La chronique cinéma de Jean-Rémi Barland. « Avignon » : un hommage en forme de romance aux acteurs et lieux du Off

Tiens voilà Arthur Fenwick. Grégory Corre, Rudy Milstein, Charlotte Matzneff, Amaury de Crayencourt, ou Romain Francisco, (pour ne citer qu’eux) autant de comédiens et comédiennes que l’on a pu croiser lors du Festival Off et Inn d’Avignon. Oh, mais c’est l’affiche de « L’impatient », le seul en scène de Marc Tourneboeuf qu’il jouera cette année encore dans la cité des Papes ! Pas de doute, nous faisons une halte rue des Teinturiers, nous passons pas mal de temps place des Corps Saints et nous sommes plus tard en face du mythique théâtre « Le chêne noir » dans lequel se dérouleront quelques-unes de scènes du film « Avignon » qui sort sur les écrans.

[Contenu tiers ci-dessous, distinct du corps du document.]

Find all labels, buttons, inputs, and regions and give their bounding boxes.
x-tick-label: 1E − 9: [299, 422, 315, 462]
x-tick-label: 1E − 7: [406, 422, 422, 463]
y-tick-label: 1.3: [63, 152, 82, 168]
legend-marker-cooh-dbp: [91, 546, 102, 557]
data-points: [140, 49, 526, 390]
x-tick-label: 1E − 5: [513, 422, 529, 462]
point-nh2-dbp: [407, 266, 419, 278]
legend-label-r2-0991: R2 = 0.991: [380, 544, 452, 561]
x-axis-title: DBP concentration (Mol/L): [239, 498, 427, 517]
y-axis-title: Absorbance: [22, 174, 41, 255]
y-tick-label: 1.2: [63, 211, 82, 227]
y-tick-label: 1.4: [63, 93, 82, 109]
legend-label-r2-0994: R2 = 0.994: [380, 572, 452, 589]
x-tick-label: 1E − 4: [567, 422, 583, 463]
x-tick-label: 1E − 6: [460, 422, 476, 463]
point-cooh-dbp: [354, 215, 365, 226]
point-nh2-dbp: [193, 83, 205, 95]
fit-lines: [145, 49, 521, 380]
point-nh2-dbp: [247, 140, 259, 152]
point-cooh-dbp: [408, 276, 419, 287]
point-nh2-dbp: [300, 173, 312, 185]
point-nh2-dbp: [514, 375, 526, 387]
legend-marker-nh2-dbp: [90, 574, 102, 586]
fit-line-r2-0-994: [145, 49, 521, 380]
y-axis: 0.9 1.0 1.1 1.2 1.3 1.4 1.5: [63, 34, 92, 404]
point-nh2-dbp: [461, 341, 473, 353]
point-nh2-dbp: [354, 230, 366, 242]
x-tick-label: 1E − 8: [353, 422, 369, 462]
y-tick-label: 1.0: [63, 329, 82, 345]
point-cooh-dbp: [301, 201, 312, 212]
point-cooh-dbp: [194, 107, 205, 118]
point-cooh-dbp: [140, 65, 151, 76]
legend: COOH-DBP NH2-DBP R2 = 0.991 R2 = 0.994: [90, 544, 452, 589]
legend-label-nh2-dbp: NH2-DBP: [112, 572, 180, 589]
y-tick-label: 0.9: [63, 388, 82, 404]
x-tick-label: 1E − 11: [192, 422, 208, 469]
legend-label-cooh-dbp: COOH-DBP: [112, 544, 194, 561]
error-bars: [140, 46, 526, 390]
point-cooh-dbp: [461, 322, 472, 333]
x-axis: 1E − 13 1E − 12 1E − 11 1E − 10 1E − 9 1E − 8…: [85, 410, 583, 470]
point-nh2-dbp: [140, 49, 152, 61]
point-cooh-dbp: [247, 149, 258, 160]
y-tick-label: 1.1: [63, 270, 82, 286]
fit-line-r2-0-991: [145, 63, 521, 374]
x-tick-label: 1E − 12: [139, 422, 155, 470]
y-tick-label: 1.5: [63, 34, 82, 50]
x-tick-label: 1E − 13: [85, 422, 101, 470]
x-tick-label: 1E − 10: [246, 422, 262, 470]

Destimed Baptiste Lecaplain et Elisa Erka Copyright 2024 Nolita Cinema Marine Danaux
Baptiste Lecaplain et Elisa Erka dans le film “Avignon”   © 2024 Nolita Cinema Marine Danaux

Les Festivaliers se sentent finalement comme chez eux et ce sentiment de proximité avec les lieux traversés renforce le plaisir procuré par ce long métrage signé Johann Dionnet. Une romance très éloignée d’un quelconque esprit « théâtre d’urgence » où l’on se traîne par terre, et où personne ne vomit même si le cœur y est. L’argumentaire en est assez simple : « Comédien en perte de vitesse, Stéphane (Baptiste Lecaplain) débarque avec la troupe de Serge (Lyes Salem) au Festival d’Avignon pour jouer une pièce de boulevard qu’on croirait écrite pour un début de programme sur France Télévisions. Il y recroise Fanny (Elisa Erka),  une comédienne de renom et tombe sous son charme. Profitant d’un quiproquo pour se rapprocher d’elle, car il en est fou amoureux, il s’enfonce dans un mensonge lui faisant croire qu’il joue Rodrigue dans la production du Cid au ” Chêne noir”. A force de mentir, le plus souvent en  alexandrins, Fanny est persuadée de se trouver devant un grand acteur, ardent défenseur comme elle du répertoire classique.»

Pas de volonté d’opposer ici théâtre populaire et classique

Beaucoup plus subtil qu’on pourrait le supposer, « Avignon » rend hommage aux interprètes, aux metteurs en scène, et aux structures faisant exister le Off d’Avignon. Pas de volonté, pour le réalisateur Johann Dionnet, d’opposer deux manières de penser la scène. Pas de mépris chez lui d’un théâtre voulant sans vulgarité atteindre le public au cœur. Souci de montrer combien finalement les acteurs et actrices demeurent plus solidaires qu’on ne le pense. Et puis le couple formé par un Baptiste Lecaplain magnifique de densité et Elisa Erka, divine à chaque apparition à l’écran persuade au final que comme le dirait Beaumarchais : « Si l’amour porte des ailes, n’est-ce pas pour voltiger ». Les autres partenaires de jeu sont à la hauteur. Alison Wheeler (Coralie), Lyes Salem, Rudy Milstein (Marc), Constance Carrelet… étant tous irrésistibles … La mise en scène -qui privilégie les gros plans, les silences, les non-dits- se veut autant humble qu’efficace. Généreuse aussi. Comme le point de vue de Johann Dionnet, qui en filigrane interroge le goût des uns et des autres. A voir absolument avant… le Off d’Avignon 2025 bien évidemment.